I wonder what the governmental relationship is between the US and Burundi, why they are so forward about bureaucratic corruption but not about top-level election fraud, rebel militias, or the use of youth soldiers as documented by HRW and others.
Out of curiosity: USAID assistance to Burundi grew in 2010, primarily through the addition of health programs: malaria prevention and childhood nutrition. Out of $40.5 million in 2010 (estimated), only $275,000 fall into the “security and stabilization” category. Then again, that’s about 300 AK-47s, based on my google search for “cost of ak 47.” Here’s the fact sheet: http://www.usaid.gov/locations/sub-saharan_africa/countries/burundi/burundi_fs.pdf.

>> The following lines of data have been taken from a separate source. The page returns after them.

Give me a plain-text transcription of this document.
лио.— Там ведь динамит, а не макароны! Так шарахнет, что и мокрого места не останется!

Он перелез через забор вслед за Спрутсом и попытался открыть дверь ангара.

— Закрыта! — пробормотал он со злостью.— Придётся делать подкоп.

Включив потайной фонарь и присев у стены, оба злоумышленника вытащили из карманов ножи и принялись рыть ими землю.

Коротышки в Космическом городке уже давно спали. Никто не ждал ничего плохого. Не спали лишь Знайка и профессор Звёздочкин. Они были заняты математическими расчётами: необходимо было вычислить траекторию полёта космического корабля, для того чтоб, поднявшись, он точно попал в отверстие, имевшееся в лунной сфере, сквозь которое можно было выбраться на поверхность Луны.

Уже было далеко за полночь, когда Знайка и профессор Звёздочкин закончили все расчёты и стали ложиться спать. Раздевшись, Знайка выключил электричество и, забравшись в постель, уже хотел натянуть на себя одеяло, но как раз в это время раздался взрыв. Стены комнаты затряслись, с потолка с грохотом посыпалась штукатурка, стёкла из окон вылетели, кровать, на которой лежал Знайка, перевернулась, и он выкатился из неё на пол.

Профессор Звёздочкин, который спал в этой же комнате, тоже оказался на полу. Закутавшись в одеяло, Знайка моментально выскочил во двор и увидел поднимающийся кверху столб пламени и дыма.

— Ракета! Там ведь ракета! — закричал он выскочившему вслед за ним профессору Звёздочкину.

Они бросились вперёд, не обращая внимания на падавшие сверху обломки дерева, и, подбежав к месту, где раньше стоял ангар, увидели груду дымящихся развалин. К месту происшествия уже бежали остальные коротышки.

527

My tutee and I missed our last appointment as he had a meeting with his translator to go over some information for his immigration hearing. He is here as a political asylee, as are many like him from other countries in Africa, probably also with misguided travel warnings ignoring systematic corruption, violence, and lack of transparency, democratic process, or freedom of speech. Without legal status, there is almost nothing anyone can do for these asylees; it is a struggle to meet basic needs such as food and medical attention, and virtually impossible to achieve longer-term psychological counseling, job placement, and hopefully, someday, reunion with his family somewhere they will be safe.
I feel awkward, self-conscious, guilty when I try to explain the word “blood”. How do you explain something so tied to pain, to family, to land, to honor, to injury? I show him a cut; I try to mime something spurting out of my arm; I point to veins and try to explain it’s the red stuff inside. Ahhh! Recognition dawns and he writes damu (phonetic damm) in Swahili. It’s the same, incidentally, in Arabic and Hebrew. Lots of Swahili words come from the Arabic, I learn. And so here we are, back to the Middle East, and its own devastating post-colonial victimhood.